Как ни спокойно было на фронте, но война оставалась войной, и ночные смены были всегда тяжелее дневных: тяжелых раненых обычно привозили заполночь, в темноте безопаснее было ходить машинам.
На дежурстве в первую очередь смотришь на травму, потом уже на человека. Так что первым было все-таки "огнестрельный перелом правого плеча" да пометка в карточке передового района почерком Астахова “обезболивание только местное (!) morph. contraindicated (!)[1]”, а уже потом осознание, что лицо раненого, строгое, с тяжелыми веками и чуть опущенными уголками глаз, хорошо знакомо еще с Перекопа и Ишуни. Тогда, в Золотой Балке, обронил еще, не говорите мол, "до свидания", товарищ комиссар, известно, как мы можем на фронте встретиться. А вот, встретились.
За те месяцы, что прошли с ноябрьского отступления по разбитой дороге, Гервер резко переменился. Огнев помнил, что комиссар его моложе лет на пять, он как принято говорить "ровесник века", девятисотого года. А сейчас выглядел он старше, причем на добрый десяток лет. Прежним только голос остался и общий настрой. Ровное, нерушимое спокойствие..

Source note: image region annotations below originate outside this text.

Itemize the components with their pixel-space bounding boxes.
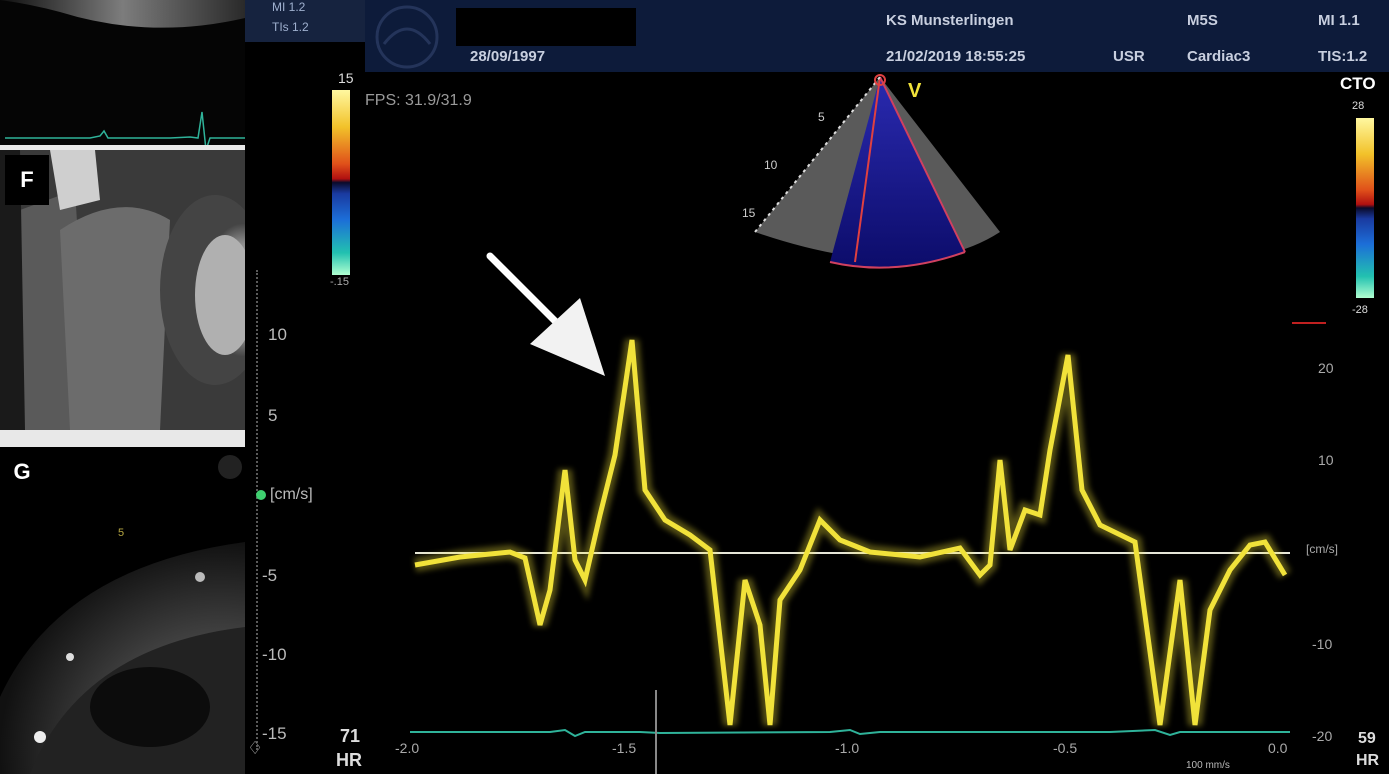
baseline-marker-icon <box>256 490 266 500</box>
sector-inset-image <box>754 74 1000 269</box>
right-tick-neg10: -10 <box>1312 636 1333 652</box>
color-scale-min-left: -.15 <box>330 276 349 288</box>
sector-depth-10: 10 <box>764 158 778 172</box>
panel-divider <box>0 145 245 150</box>
exam-datetime: 21/02/2019 18:55:25 <box>886 48 1026 65</box>
doppler-velocity-trace <box>413 338 1291 726</box>
sweep-speed: 100 mm/s <box>1186 760 1230 771</box>
right-tick-20: 20 <box>1318 360 1334 376</box>
sector-depth-15: 15 <box>742 206 756 220</box>
doppler-viewer <box>245 0 1389 774</box>
institution-name: KS Munsterlingen <box>886 12 1014 29</box>
panel-divider <box>0 430 245 447</box>
color-velocity-scale-left <box>332 90 350 275</box>
color-scale-min-right: -28 <box>1352 304 1368 316</box>
mi-left: MI 1.2 <box>272 0 306 14</box>
top-echo-image <box>0 0 245 145</box>
patient-dob: 28/09/1997 <box>470 48 546 65</box>
echo-panel-g: G 5 <box>0 447 245 774</box>
user-label: USR <box>1113 48 1145 65</box>
velocity-unit-left: [cm/s] <box>270 486 313 503</box>
left-velocity-axis <box>256 270 264 750</box>
color-velocity-scale-right <box>1356 118 1374 298</box>
mi-value: MI 1.1 <box>1318 12 1360 29</box>
left-tick-neg5: -5 <box>262 566 278 585</box>
sector-view-label: V <box>908 80 922 102</box>
right-tick-10: 10 <box>1318 452 1334 468</box>
time-tick-2.0: -2.0 <box>395 740 420 756</box>
top-echo-panel <box>0 0 245 145</box>
time-tick-0.5: -0.5 <box>1053 740 1078 756</box>
color-scale-max-left: 15 <box>338 70 354 86</box>
hr-value-right: 59 <box>1358 730 1376 747</box>
probe-icon: ♢ <box>247 738 264 758</box>
hr-label-right: HR <box>1356 752 1380 769</box>
mri-panel-f: F <box>0 150 245 430</box>
left-tick-neg15: -15 <box>262 724 287 743</box>
hr-label-left: HR <box>336 750 362 770</box>
color-scale-max-right: 28 <box>1352 100 1365 112</box>
sector-depth-5: 5 <box>818 110 825 124</box>
time-cursor <box>655 690 657 774</box>
hr-value-left: 71 <box>340 726 361 746</box>
vendor-logo-icon <box>375 5 439 69</box>
time-tick-1.5: -1.5 <box>612 740 637 756</box>
time-tick-1.0: -1.0 <box>835 740 860 756</box>
mri-image <box>0 150 245 430</box>
left-tick-5: 5 <box>268 406 278 425</box>
left-tick-10: 10 <box>268 325 287 344</box>
tis-value: TIS:1.2 <box>1318 48 1368 65</box>
fps-readout: FPS: 31.9/31.9 <box>365 92 472 109</box>
panel-label-f: F <box>5 155 49 205</box>
left-header-block: MI 1.2 TIs 1.2 <box>245 0 365 42</box>
time-tick-0.0: 0.0 <box>1268 740 1288 756</box>
tis-left: TIs 1.2 <box>272 20 309 34</box>
mode-label: CTO <box>1340 74 1376 93</box>
velocity-unit-right: [cm/s] <box>1306 542 1338 556</box>
right-tick-neg20: -20 <box>1312 728 1333 744</box>
scale-limit-marker <box>1292 322 1326 324</box>
annotation-arrow-icon <box>486 252 605 376</box>
panel-label-g: G <box>0 447 44 497</box>
left-tick-neg10: -10 <box>262 645 287 664</box>
depth-marker: 5 <box>118 527 125 539</box>
ecg-trace-top <box>5 111 245 145</box>
ecg-trace <box>410 728 1290 738</box>
patient-name-redacted <box>456 8 636 46</box>
probe-name: M5S <box>1187 12 1218 29</box>
doppler-spectrum <box>413 338 1291 726</box>
echo-sector-image <box>0 447 245 774</box>
preset-name: Cardiac3 <box>1187 48 1251 65</box>
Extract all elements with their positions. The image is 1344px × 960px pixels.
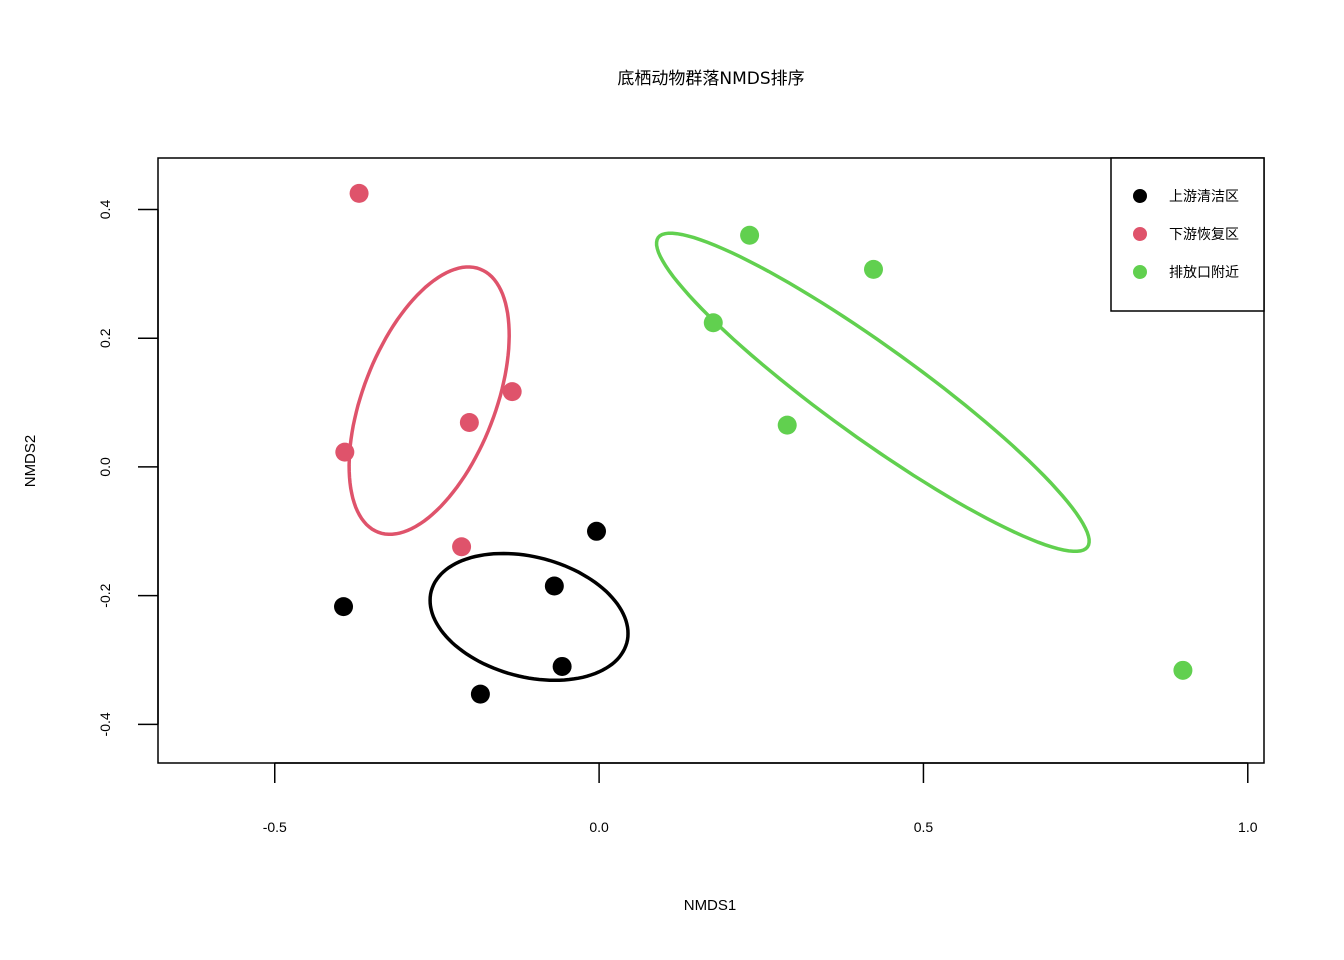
- legend-label: 上游清洁区: [1169, 189, 1239, 205]
- points-layer: [334, 183, 1193, 704]
- data-point: [777, 415, 797, 435]
- ellipse-layer: [347, 231, 1091, 683]
- y-tick-label: 0.4: [97, 200, 113, 220]
- y-axis-label: NMDS2: [22, 435, 39, 488]
- y-tick-label: -0.4: [97, 712, 113, 736]
- x-tick-label: 0.5: [914, 819, 934, 835]
- data-point: [452, 537, 472, 557]
- data-point: [863, 259, 883, 279]
- data-point: [740, 225, 760, 245]
- y-tick-label: 0.0: [97, 457, 113, 477]
- y-axis: -0.4 -0.2 0.0 0.2 0.4: [97, 200, 159, 736]
- data-point: [459, 413, 479, 433]
- chart-title: 底栖动物群落NMDS排序: [617, 69, 804, 89]
- legend-label: 下游恢复区: [1169, 226, 1239, 243]
- x-tick-label: -0.5: [263, 819, 287, 835]
- data-point: [544, 576, 564, 596]
- data-point: [552, 656, 572, 676]
- data-point: [349, 183, 369, 203]
- group-ellipse: [428, 551, 630, 683]
- group-ellipse: [347, 265, 511, 537]
- data-point: [470, 684, 490, 704]
- data-point: [587, 521, 607, 541]
- data-point: [1173, 660, 1193, 680]
- data-point: [502, 382, 522, 402]
- x-axis: -0.5 0.0 0.5 1.0: [263, 762, 1258, 835]
- legend-marker: [1133, 189, 1147, 203]
- x-tick-label: 1.0: [1238, 819, 1258, 835]
- x-tick-label: 0.0: [589, 819, 609, 835]
- legend-label: 排放口附近: [1169, 265, 1239, 281]
- y-tick-label: -0.2: [97, 583, 113, 607]
- plot-frame: [157, 157, 1265, 764]
- data-point: [335, 442, 355, 462]
- x-axis-label: NMDS1: [684, 897, 737, 914]
- y-tick-label: 0.2: [97, 328, 113, 348]
- legend-marker: [1133, 265, 1147, 279]
- data-point: [703, 313, 723, 333]
- group-ellipse: [654, 231, 1091, 554]
- data-point: [334, 597, 354, 617]
- legend-marker: [1133, 227, 1147, 241]
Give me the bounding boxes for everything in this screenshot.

— Очень рад видеть вас, товарищ Огнев. Жаль, что встретились в такой обстановке. Но другой пока не предвидится, — говорит без улыбки, но ясно, что искренне, он действительно рад встрече. Только по зрачкам да по пульсу можно понять, что больно ему. Хотя шину хорошо приладили.
В самом низу карточки, тем же размашистым астаховским почерком: "Хроническая сердечная недостаточность (!)".
А это было уже новостью, очень неприятной, и как для врача — досадной. Ни на Перекопе, ни под Ишунью, словом нигде на фронте Огневу бы в голову не пришло, что комиссар — сердечник. Укрытия от бомб копал вместе со всеми. Лопата в его руках резала грунт как масло. Кувалдой махал, как заведенный. Носилки таскал наравне с дежурной сменой. Человек исключительной физической силы и выносливости. Разве что, когда спешно окапывались у реки за Воронцовкой, закралось подозрение, что Гервер аккуратно пытается скрыть одышку. Но только подозрение. После стало совершенно не до того.
— Морфий только не колите. Я тогда, в девятнадцатом, три месяца на нем выживал. И больше нельзя.
— Вижу, Астахов написал. Ну, что ж, сделаем по Вишневскому. Потом, конечно, потерпеть придется. Надеюсь, этой гимнастеркой вы не очень дорожите?